まず世の中基準は横に置いて、娘の言い分は、自分の考えと何が、どうが違うのかを知ろうとしました。何故そうしたのか、そう思うのかを娘に問いかけるようにしていくうちに、ゆるく向き合えるようになった感じがします。娘の人生に正解はないし、自分とちがうのは当たり前。
そんな当たり前が世の中基準フィルター越しでは見えにくくなっていたようです。

自分を発揮できずにいる人を減らしたい


ー ー 今後やってみたいことは何ですか?

枠に囚われ、世の中の価値観、親や学校に縛られて窮屈な思いを抱え自分を発揮できずにいる人をひとりでも減らしたい。みんなが伸びやかに自分の持ち味を存分に発揮して生きていって欲しいと願っています。

つまり、わくわくエンジンを当たり前の社会を実現したいですね。そのためにもオンラインでの発信と草の根的な広報活動を組み合わせてやっていきたいです。キーパーソン21の会員は全国にいて、活動の場も広がってきています。

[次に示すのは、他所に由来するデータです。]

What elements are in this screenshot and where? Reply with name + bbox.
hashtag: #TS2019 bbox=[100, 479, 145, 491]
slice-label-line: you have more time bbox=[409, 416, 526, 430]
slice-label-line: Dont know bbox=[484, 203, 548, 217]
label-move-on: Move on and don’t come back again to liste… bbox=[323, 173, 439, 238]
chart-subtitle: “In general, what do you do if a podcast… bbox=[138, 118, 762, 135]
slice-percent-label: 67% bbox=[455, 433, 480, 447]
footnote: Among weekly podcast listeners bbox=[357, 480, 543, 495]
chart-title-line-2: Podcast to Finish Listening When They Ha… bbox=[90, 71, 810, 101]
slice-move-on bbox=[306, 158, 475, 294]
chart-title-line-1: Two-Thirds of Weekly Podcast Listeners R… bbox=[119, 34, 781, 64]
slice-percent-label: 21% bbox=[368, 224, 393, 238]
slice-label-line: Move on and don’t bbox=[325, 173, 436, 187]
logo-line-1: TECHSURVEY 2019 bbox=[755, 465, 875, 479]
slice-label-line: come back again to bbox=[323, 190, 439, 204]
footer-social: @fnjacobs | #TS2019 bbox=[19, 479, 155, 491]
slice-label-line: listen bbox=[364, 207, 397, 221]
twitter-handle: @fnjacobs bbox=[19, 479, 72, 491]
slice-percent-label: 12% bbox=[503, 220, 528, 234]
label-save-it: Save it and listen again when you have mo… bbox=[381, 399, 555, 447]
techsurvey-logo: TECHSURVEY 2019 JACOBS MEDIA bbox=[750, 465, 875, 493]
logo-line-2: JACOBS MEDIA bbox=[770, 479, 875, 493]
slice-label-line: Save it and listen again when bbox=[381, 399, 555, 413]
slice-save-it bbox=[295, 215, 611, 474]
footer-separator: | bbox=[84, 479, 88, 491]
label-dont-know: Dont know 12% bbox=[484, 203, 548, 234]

ひと昔前では想像もしなかったことが起こる世の中、敷かれたレールの上を歩んでいれば安泰とか、ステレオタイプな価値観で生きてきた世代の人たちもこのままではダメだろうなと思い始めているはず。

自分で選択して生きていく時代にキーパーソン21の考え方は求められているし、その重要性は増していると感じています。今後は、わくわくエンジンの話は聞いたけどイマイチ理解できないな、言っていることはわかるけどきれいごとだよねと思う人たちにもしっかり届けていきたいです。

画像1

(ライター・ようちゃん)

わくわくエンジンって何?はこちら


この記事が気に入ったらサポートをしてみませんか?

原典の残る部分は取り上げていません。